I use Boletus rubriceps, for this recipe, but B. edulis, B. aereus, B. pinophilus, or B. reticulatus or any combination of these will do. Porcini powder is a great condiment to have on hand, and I use it in lots of ways. One of my favorites is as a rub on meat. Beef rubbed with the powder, seared, and cooked in a pot roast is fabulous. You can also make Porcini Butter using this recipe, which Daniel Winkler—an expert on Ophiocordyceps sinensis—taught me. Use the butter to spread on toast , steaks, or fish, to melt on top of an omelet or potatoes, or as a dressing for a simple spaghetti with garlic and oil . I first published these recipes in my book, The Kitchen Ecosystem.
Note: I like to use a coarse sea salt, but you can make this with regular kosher salt as well. I use the salt as a finisher, sprinkled on beef, eggs, and pasta with mushrooms. It also makes a great gift. —Eugenia Bone
high-quality lightly salted or unsalted butter
porcini powder, or more if you like
very coarse salt (see note)
Make the powder:
Grind the dried porcini in a spice grinder. You will notice a lot
of porcini dust when you open the top of the grinder. Don’t
worry; it’s mostly dried spores. You can keep the powder in a
clean jar in your pantry. The flavor will hold for about a year.

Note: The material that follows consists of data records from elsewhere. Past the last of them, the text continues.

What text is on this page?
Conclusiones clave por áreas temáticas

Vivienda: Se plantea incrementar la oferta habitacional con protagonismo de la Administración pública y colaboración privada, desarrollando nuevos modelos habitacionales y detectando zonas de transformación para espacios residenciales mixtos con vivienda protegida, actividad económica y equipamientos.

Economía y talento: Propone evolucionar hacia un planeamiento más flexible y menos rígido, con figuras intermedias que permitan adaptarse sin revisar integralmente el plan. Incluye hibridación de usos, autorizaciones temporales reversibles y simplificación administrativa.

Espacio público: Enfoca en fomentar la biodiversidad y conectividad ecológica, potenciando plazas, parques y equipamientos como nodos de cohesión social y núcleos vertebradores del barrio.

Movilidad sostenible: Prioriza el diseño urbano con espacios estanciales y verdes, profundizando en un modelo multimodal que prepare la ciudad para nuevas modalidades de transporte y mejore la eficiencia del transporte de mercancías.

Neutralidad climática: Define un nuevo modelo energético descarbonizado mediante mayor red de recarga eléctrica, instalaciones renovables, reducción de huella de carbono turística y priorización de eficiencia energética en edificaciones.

Bring the butter to room temperature. In a small bowl, combine the butter and porcini powder. If you use unsalted butter, add salt to taste. Spoon the butter into a glass tub with a plastic top and refrigerate until firm. You can freeze the butter for up to 8 months or store in the refrigerator for a couple of weeks.
In a spice grinder, combine the salt with the porcini powder. Grind until well combined. Place in a small, airtight container and store in the pantry for up to a year.